The book at the center of this fake firestorm, Gender Queer: A Memoir, is a graphic novel with pictures of, among other things, teenagers performing oral sex on each other. The couple in question is not heterosexual (which is kind of the point of the memoir) but as one concerned parent said at the Central Bucks meeting, any such depiction should be “inappropriate to have in a school library. If it were art depicting a heterosexual couple engaging in oral sex it should also be excluded.” Some of the images were so graphic that school boards refused to allow them to be shown — in the very meetings where the book was discussed!

So what happens if you think your child actually should be reading this graphic novel? No worries: it is available for purchase anywhere in America! 

As I write this, Amazon lists Gender Queer as the #1 Best Seller in LGBTQ+ Graphic Novels. That’s admittedly a niche category, but it goes to show that getting your hands on this book is incredibly easy. You can get it for $8.99 on Kindle, delivered immediately. Go ahead, look it up yourself

Part of the protest is hyperbole, but part is a real misunderstanding of what our rights mean. The First Amendment guarantees that the government cannot stop you from speaking or publishing anything. In this case, Central Bucks is abiding by that rule. You can get this book — or any other book — at bookstores across the district and by mail from Amazon and other booksellers. 

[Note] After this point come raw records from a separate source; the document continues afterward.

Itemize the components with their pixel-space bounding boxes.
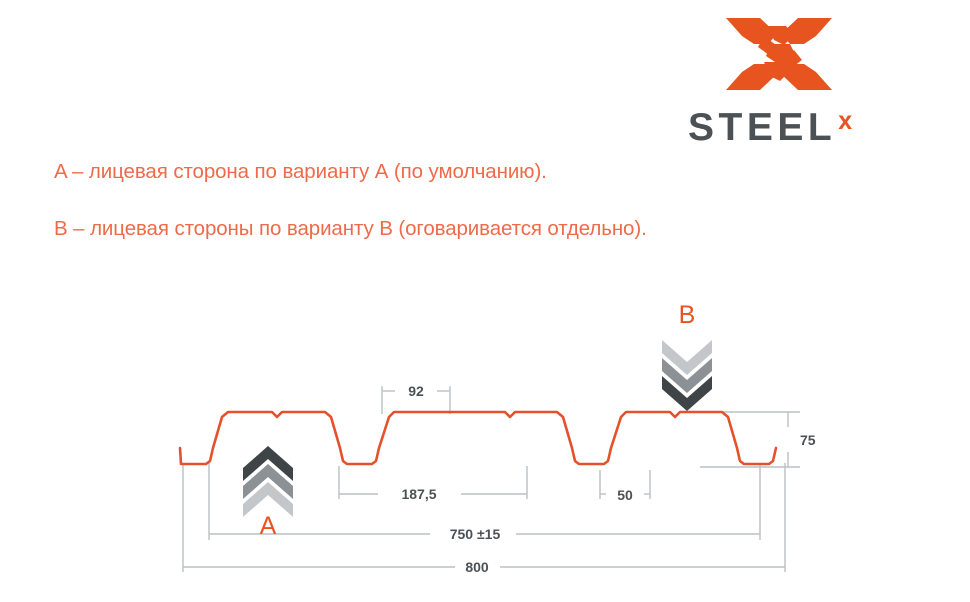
page-root: STEEL x A – лицевая сторона по варианту … <box>0 0 970 597</box>
dim-label-75: 75 <box>800 432 816 448</box>
dim-label-187-5: 187,5 <box>401 486 436 502</box>
marker-a: A <box>238 440 298 545</box>
marker-a-label: A <box>238 512 298 541</box>
marker-b-label: B <box>657 301 717 330</box>
profile-technical-drawing: 92 187,5 50 750 ±15 800 75 <box>0 0 970 597</box>
dim-label-50: 50 <box>617 487 633 503</box>
marker-b: B <box>657 305 717 410</box>
dim-label-750: 750 ±15 <box>450 526 501 542</box>
dim-label-800: 800 <box>465 559 489 575</box>
dim-label-92: 92 <box>408 383 424 399</box>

What you can’t do is force the government to pay for it. That’s the way rights work — they preserve our liberty, not subsidize it. One half-witted sign photographed outside the CBSD meeting read “ban guns, not books”. Well, you’re half-right, crazy sign-wavers: the school district cannot ban either of these things. But, at the same time, they also can choose not to have them in their schools.

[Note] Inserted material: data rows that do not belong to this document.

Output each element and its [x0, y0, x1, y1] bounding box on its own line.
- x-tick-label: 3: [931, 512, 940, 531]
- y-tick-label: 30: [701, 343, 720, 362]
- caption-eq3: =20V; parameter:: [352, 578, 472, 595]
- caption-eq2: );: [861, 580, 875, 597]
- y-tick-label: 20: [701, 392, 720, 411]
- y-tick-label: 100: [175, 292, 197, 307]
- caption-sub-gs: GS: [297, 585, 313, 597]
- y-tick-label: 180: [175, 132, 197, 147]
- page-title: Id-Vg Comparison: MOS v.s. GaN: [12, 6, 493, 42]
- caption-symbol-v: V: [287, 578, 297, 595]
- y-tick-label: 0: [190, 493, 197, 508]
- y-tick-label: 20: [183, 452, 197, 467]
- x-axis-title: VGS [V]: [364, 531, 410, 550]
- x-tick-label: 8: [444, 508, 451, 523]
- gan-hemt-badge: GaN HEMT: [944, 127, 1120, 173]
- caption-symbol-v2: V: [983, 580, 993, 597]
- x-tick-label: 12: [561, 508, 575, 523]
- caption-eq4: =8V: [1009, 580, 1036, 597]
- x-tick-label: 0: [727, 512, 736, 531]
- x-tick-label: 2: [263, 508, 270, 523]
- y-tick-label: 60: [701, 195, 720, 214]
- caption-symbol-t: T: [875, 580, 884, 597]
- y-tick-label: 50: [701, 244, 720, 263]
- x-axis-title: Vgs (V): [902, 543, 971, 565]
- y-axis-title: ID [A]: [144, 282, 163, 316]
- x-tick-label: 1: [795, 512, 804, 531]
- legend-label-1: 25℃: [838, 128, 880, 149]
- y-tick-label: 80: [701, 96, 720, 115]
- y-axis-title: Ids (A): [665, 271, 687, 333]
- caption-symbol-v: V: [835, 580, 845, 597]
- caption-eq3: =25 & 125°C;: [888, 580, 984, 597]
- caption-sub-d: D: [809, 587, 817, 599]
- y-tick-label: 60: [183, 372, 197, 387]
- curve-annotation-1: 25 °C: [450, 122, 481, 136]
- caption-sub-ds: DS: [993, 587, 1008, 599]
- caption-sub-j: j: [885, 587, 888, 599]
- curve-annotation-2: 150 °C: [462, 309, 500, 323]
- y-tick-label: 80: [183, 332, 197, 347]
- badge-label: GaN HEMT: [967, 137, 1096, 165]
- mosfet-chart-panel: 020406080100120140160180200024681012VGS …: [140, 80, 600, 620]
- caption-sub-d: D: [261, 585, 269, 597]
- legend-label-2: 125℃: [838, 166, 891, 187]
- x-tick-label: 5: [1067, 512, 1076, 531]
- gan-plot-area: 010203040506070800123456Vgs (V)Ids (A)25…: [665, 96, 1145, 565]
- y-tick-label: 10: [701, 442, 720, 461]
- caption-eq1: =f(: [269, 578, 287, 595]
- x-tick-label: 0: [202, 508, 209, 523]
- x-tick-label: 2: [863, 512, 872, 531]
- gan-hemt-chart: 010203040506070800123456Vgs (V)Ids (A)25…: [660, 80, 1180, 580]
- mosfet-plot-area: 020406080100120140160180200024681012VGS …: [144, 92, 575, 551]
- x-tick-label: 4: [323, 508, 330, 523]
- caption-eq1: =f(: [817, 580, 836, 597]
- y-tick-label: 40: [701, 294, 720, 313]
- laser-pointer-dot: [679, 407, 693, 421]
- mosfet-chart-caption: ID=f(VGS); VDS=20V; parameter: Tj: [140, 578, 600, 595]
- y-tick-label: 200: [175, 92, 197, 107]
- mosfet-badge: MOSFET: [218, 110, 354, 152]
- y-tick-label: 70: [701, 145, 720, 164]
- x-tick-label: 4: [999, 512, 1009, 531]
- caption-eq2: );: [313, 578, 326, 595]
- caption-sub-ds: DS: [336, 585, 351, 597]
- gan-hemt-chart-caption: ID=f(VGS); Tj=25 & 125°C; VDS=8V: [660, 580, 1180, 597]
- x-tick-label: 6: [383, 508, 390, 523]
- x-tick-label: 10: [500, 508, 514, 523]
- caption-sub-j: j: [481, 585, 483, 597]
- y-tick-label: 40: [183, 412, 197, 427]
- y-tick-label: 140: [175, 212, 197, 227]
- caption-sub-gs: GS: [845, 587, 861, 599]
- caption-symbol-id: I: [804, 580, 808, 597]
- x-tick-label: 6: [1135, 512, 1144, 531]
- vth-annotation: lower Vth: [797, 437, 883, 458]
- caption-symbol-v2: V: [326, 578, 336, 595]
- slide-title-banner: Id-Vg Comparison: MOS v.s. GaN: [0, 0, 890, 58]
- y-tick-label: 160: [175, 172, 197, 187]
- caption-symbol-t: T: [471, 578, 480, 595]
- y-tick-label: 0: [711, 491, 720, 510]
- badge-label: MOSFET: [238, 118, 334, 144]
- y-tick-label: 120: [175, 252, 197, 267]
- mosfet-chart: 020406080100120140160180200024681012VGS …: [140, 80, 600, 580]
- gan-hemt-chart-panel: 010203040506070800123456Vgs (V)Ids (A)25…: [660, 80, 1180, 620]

Even the biggest library has its limits, and none can contain anything but a small fraction of the world’s literature. In deciding which books to include, a library — especially a school library — must impose some sort of standards. A standard that excludes graphic descriptions of sexual activity seems like a pretty commonsense rule. It’s a no-brainer, really. There are millions of books, excluding a few of the more explicit ones does not make America into a fascist, pro-censorship regime — especially since anyone with nine dollars can get a copy for themselves very easily.

If it is so easy, why elevate the protest to this level of hysteria? Part of it is about control. The people running government schools have a massive responsibility: educating the nation’s youth. About nine in ten kids attend government-run schools, so what they choose to teach there matters. Traditionally, these schools have taught skills for life, but they have also always included some sort of inculcation into mainstream community values — civics, patriotism, and that sort of thing. 

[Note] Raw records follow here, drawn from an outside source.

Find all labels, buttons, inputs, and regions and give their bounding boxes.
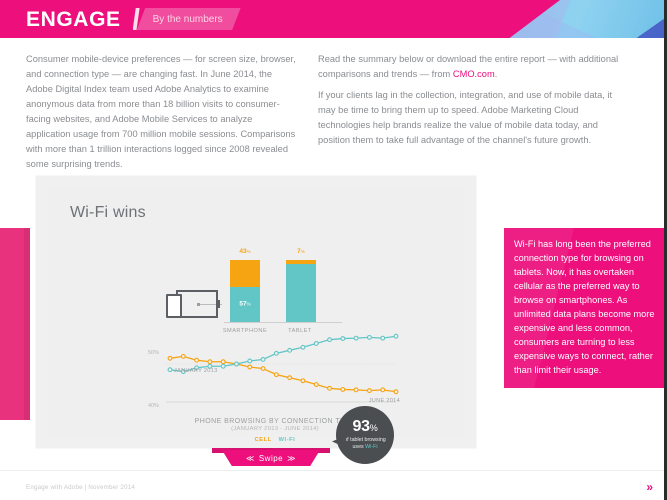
bar-segment-smartphone-cell [230, 260, 260, 287]
bar-group-tablet: 7% [286, 260, 316, 322]
left-pink-accent-bar [0, 228, 30, 420]
callout-percent-sign: % [370, 423, 378, 433]
phone-icon [166, 294, 182, 318]
intro-section: Consumer mobile-device preferences — for… [0, 52, 667, 178]
card-title: Wi-Fi wins [70, 204, 146, 222]
bar-label-smartphone-wifi-unit: % [247, 302, 251, 307]
devices-icon [164, 287, 220, 321]
intro-paragraph-left: Consumer mobile-device preferences — for… [26, 52, 296, 172]
cmo-link[interactable]: CMO.com [453, 69, 495, 79]
line-chart-annotation-start: JANUARY 2013 [174, 368, 218, 374]
header-content: ENGAGE By the numbers [0, 0, 223, 38]
intro-paragraph-right-2: If your clients lag in the collection, i… [318, 88, 622, 148]
bar-label-tablet-cell-unit: % [301, 249, 305, 254]
sidebar-callout-panel: Wi-Fi has long been the preferred connec… [504, 228, 667, 388]
slide-page: ENGAGE By the numbers Consumer mobile-de… [0, 0, 667, 500]
bar-stack-smartphone: 43% 57% [230, 260, 260, 322]
legend-item-cell: CELL [255, 437, 272, 443]
bar-stack-tablet: 7% [286, 260, 316, 322]
callout-subtext: of tablet browsing uses Wi-Fi [344, 437, 386, 451]
line-chart-ytick-40: 40% [148, 403, 159, 409]
swipe-chevron-left-icon[interactable]: ≪ [246, 454, 255, 463]
header-tag: By the numbers [135, 8, 223, 30]
callout-line-2: uses Wi-Fi [344, 444, 386, 451]
footer-label: Engage with Adobe | November 2014 [26, 484, 135, 491]
callout-line-2-highlight: Wi-Fi [365, 444, 377, 450]
bar-label-smartphone-cell-unit: % [247, 249, 251, 254]
brand-title: ENGAGE [26, 9, 121, 30]
swipe-chevron-right-icon[interactable]: ≫ [287, 454, 296, 463]
bar-label-smartphone-wifi: 57% [230, 301, 260, 308]
intro-right-post: . [495, 69, 498, 79]
bar-segment-smartphone-wifi: 57% [230, 287, 260, 322]
header-tag-label: By the numbers [135, 14, 223, 25]
bar-segment-tablet-wifi [286, 264, 316, 322]
intro-column-right: Read the summary below or download the e… [310, 52, 640, 178]
chart-card-inner: Wi-Fi wins 43% 57% [48, 188, 464, 436]
chart-card: Wi-Fi wins 43% 57% [36, 176, 476, 448]
bar-label-smartphone-cell: 43% [230, 248, 260, 255]
bar-label-smartphone-cell-value: 43 [239, 248, 246, 255]
page-header: ENGAGE By the numbers [0, 0, 667, 38]
callout-value: 93% [353, 419, 378, 435]
next-page-chevron-icon[interactable]: » [646, 480, 653, 494]
callout-bubble: 93% of tablet browsing uses Wi-Fi [336, 406, 394, 464]
bar-group-smartphone: 43% 57% [230, 260, 260, 322]
callout-number: 93 [353, 418, 370, 435]
intro-paragraph-right-1: Read the summary below or download the e… [318, 52, 622, 82]
line-chart-ytick-50: 50% [148, 350, 159, 356]
intro-column-left: Consumer mobile-device preferences — for… [0, 52, 310, 178]
swipe-button[interactable]: ≪ Swipe ≫ [222, 450, 320, 466]
sidebar-callout-text: Wi-Fi has long been the preferred connec… [504, 228, 667, 388]
callout-line-1: of tablet browsing [344, 437, 386, 444]
footer-divider [0, 470, 667, 471]
swipe-label: Swipe [259, 454, 283, 463]
bar-label-smartphone-wifi-value: 57 [239, 301, 246, 308]
line-chart-annotation-end: JUNE 2014 [369, 398, 400, 404]
device-nub-icon [216, 300, 220, 308]
bar-label-tablet-cell: 7% [286, 248, 316, 255]
callout-line-2-pre: uses [352, 444, 365, 450]
legend-item-wifi: WI-FI [279, 437, 296, 443]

When the values taught in a school vary from those practiced in the community that built them and funds them, there will be pushback. And that pushback will cause countervailing pushback from the professional elite that thinks the public has no say in how their community is governed — not when it conflicts with the latest ideas in grad school education courses, anyway.

Corporate media and professional lefties will pick up this challenge like any other, not because it is a truly important struggle, but because they were raised on the heroic tales of the civil rights era and want to feel what their parents (or grandparents) felt. The idea of being ordinary, of not being engaged in a titanic struggle for justice, is just unbearable for them.

The cause of those days was a good one, but not every generation is well-placed to engage in a great struggle for justice. The Selma envy of modern lefties makes them charge into every fight with the same vigor as they imagine they would have back then, had they been alive to do it. The right to vote and the fight against segregation were noble struggles, things worth fighting for. The right to show kids a cartoon of a blowjob? It does not have the same resonance. 

Our governments — local, state, or federal — do not censor books. Conflating the liberating strife of the past with the petty squabbles of the present does no one any good.

Kyle Sammin is Broad + Liberty’s editor-at-large.